The testing framework is the other piece I find genuinely interesting. You can write unit tests for questions-to-SQL, defining expected queries for given questions and tracking reliability metrics over time. This sounds unglamorous but it solves one of the biggest objections enterprise buyers have to AI-generated analytics: “how do I know the answers are right?” With nao, you can build a test suite that validates accuracy against known-good queries and catches regressions.

Deployment options include a web UI, Slack, Microsoft Teams, and self-hosted installations. The system supports Claude, Gemini, GPT, Mistral, Bedrock, and Ollama as LLM backends. SOC 2 certification is already in place.

Pricing is simple: free for the open-source core, $30 per seat per month for nao Pro.

The Verdict

I think nao is making the right architectural bet. The analytics agent products that will win are not the ones with the best SQL generation. They are the ones that understand the data environment deeply enough to generate correct SQL consistently. Context engineering is the right abstraction.

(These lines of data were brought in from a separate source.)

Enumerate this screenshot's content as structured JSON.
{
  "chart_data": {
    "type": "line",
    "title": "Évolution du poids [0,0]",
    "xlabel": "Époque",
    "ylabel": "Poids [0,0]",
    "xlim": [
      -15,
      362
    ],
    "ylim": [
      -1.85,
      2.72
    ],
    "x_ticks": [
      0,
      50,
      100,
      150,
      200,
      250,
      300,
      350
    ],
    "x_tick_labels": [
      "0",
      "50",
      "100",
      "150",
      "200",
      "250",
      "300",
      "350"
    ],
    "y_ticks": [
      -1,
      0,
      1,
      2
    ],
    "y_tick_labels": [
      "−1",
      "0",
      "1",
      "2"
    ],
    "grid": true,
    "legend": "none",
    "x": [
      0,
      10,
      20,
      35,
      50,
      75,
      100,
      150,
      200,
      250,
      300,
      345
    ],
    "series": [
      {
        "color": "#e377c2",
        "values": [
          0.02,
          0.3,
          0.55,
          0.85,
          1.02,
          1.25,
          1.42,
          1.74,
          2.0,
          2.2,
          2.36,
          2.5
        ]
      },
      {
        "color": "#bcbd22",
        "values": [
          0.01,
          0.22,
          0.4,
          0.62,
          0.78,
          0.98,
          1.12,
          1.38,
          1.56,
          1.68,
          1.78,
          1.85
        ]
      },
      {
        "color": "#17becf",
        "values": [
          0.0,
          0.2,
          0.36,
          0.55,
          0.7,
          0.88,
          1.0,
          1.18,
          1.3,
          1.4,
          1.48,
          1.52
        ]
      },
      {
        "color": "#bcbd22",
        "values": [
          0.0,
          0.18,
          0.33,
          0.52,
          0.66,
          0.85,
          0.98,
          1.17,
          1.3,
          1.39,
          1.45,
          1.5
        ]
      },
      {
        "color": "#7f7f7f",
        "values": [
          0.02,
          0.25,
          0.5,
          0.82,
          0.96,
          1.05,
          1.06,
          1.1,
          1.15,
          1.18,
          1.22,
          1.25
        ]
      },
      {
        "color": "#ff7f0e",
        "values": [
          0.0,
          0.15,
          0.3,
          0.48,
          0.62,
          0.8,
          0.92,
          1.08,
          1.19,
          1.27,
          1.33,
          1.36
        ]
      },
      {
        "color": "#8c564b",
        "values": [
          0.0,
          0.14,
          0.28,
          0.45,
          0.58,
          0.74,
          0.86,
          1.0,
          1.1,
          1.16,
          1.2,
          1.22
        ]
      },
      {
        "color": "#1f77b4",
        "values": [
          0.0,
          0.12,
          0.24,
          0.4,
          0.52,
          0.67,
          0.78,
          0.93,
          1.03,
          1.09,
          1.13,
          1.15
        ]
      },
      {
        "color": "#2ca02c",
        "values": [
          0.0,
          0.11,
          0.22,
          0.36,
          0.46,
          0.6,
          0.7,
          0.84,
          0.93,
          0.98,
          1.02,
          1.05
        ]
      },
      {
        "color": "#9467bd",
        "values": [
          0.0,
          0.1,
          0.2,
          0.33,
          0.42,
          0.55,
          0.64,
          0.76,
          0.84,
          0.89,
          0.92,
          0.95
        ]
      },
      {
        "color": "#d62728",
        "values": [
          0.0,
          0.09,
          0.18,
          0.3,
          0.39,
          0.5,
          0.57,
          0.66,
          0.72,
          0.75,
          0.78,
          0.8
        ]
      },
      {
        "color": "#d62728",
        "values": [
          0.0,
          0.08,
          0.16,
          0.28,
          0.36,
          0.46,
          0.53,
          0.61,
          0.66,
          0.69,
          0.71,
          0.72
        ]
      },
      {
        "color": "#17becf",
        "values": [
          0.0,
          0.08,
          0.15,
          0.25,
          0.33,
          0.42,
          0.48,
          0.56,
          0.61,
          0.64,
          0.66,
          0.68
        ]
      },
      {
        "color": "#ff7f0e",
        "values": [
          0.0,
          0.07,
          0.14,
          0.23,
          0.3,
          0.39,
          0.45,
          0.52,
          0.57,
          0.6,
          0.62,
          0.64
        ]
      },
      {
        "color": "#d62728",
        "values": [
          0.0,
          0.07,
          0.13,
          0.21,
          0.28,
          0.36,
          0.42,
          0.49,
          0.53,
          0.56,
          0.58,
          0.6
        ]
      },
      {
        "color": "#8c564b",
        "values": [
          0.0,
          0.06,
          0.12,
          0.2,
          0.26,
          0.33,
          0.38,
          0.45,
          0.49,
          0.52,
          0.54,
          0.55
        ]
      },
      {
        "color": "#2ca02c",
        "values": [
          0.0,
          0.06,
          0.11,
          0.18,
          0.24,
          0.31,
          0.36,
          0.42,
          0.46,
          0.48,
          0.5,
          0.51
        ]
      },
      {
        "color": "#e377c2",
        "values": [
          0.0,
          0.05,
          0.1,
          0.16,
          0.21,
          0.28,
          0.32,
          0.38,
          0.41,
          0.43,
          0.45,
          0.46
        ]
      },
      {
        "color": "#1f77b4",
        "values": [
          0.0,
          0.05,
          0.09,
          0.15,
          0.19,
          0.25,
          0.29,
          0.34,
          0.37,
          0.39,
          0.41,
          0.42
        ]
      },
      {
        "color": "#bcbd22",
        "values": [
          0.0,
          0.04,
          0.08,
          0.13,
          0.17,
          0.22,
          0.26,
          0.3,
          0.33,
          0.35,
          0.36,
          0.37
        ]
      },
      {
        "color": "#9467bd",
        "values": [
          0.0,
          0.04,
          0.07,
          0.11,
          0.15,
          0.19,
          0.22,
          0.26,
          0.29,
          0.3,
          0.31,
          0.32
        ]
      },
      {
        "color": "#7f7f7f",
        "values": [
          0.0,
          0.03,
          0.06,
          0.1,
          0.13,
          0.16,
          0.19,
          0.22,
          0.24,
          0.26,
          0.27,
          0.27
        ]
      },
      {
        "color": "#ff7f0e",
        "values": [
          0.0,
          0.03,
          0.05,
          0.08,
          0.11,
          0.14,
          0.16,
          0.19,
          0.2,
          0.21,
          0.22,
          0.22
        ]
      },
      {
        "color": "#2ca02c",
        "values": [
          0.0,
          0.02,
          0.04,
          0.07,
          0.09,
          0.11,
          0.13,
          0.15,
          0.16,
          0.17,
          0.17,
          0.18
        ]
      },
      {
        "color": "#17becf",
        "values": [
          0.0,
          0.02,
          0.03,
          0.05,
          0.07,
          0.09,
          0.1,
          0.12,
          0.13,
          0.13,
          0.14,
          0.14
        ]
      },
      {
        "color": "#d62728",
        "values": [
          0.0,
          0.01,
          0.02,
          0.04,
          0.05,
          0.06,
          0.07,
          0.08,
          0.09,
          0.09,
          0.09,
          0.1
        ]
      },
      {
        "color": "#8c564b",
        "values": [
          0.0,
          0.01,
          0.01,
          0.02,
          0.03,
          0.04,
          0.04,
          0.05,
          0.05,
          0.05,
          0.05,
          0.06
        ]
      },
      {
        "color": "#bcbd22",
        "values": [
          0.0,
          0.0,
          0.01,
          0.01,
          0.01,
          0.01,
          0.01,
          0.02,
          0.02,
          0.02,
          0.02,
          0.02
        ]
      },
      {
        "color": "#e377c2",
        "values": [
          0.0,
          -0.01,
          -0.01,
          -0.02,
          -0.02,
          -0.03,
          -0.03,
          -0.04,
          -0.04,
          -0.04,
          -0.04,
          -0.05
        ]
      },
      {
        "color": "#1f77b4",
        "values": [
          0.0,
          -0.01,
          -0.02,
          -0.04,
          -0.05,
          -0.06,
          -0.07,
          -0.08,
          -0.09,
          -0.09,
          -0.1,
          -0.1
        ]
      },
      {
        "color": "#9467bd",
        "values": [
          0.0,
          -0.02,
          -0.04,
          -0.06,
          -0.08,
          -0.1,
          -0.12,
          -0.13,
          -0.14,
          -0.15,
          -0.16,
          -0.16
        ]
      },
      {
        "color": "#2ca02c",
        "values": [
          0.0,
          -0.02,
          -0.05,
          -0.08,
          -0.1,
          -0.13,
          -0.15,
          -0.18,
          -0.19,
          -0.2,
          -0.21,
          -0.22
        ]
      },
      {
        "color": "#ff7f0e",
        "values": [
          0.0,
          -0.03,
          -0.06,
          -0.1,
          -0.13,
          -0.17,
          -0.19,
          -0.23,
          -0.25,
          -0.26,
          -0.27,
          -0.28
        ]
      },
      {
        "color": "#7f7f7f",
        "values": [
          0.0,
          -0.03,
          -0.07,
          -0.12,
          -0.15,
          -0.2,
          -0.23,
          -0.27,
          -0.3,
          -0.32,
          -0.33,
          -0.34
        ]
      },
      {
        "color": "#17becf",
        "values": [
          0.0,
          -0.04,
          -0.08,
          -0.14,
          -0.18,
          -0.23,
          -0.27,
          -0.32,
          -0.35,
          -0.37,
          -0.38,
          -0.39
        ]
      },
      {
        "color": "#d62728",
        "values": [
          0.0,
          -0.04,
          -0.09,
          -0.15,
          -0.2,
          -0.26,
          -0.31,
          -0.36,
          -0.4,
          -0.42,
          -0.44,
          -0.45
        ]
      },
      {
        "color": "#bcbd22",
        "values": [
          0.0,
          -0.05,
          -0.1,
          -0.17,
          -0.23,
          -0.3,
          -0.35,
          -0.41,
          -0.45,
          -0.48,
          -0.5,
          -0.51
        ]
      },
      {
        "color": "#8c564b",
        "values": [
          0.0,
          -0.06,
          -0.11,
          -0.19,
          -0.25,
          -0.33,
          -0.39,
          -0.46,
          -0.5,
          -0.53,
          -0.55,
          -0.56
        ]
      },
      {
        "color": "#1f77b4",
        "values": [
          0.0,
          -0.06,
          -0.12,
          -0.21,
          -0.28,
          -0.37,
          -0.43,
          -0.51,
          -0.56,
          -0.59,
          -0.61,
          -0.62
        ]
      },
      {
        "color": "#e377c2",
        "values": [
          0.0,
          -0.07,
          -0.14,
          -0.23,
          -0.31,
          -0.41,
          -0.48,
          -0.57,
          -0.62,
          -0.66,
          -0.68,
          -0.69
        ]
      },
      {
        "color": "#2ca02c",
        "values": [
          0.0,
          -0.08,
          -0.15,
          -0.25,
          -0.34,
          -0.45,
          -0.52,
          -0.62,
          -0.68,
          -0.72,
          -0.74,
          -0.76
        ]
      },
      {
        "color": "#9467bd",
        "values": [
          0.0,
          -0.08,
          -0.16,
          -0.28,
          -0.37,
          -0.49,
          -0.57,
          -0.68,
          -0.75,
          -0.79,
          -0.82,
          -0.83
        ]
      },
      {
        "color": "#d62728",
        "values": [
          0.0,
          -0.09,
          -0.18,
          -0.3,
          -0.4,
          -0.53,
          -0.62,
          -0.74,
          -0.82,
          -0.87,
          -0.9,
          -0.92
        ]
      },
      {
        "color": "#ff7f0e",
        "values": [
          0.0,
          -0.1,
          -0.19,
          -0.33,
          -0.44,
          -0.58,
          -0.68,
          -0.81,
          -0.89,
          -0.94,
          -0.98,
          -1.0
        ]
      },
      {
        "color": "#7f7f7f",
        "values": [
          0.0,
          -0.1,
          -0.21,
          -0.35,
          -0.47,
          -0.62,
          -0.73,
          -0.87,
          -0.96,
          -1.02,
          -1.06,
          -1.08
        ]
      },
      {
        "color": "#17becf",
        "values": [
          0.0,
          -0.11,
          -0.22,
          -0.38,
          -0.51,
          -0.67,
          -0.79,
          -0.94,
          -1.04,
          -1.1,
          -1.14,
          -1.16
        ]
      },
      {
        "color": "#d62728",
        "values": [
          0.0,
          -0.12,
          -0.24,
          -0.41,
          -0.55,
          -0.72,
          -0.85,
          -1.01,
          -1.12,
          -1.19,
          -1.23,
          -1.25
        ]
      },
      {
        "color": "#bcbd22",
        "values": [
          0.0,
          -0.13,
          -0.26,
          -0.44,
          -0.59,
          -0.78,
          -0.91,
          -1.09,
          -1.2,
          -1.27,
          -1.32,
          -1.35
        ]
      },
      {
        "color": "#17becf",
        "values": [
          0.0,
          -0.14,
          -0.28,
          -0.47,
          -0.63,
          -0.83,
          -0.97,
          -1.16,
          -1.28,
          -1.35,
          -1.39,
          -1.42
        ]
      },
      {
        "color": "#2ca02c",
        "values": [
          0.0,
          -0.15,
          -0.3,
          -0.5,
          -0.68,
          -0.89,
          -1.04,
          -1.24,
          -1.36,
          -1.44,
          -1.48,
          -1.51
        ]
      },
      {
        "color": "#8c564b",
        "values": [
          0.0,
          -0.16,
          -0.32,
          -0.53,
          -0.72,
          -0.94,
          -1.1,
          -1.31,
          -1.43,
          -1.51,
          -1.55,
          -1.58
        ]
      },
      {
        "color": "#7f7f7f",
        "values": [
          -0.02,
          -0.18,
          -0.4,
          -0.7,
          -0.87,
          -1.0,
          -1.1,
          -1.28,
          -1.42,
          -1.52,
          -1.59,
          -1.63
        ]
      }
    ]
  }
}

What I would want to know at 30 days: how long does the context building process take for a real enterprise data stack? If it is a few hours of CLI work, that is a reasonable onboarding cost. If it takes weeks of manual curation, adoption will stall.

At 60 days: are companies using the testing framework? The test-driven approach to analytics agents is genuinely novel, and it is the kind of feature that could become a selling point for compliance-sensitive industries. But it only matters if people actually write the tests.

At 90 days: retention at $30 per seat. That is cheap enough for a team to try it without procurement approval, but it also means nao needs a lot of seats to build real revenue. The open-source to paid conversion rate will tell the story.

The founding team is exactly who you would want building this. Deep data engineering experience on both sides, enterprise exposure from the consulting world, and an open-source-first approach that gives them distribution advantages over closed-source competitors. The $30 price point is aggressive in a good way. It removes the objection and forces the product to sell itself on actual utility.

If the context engineering approach produces meaningfully better query accuracy than competitors who skip that step, nao has a real product. That is the whole bet, and I think it is a good one.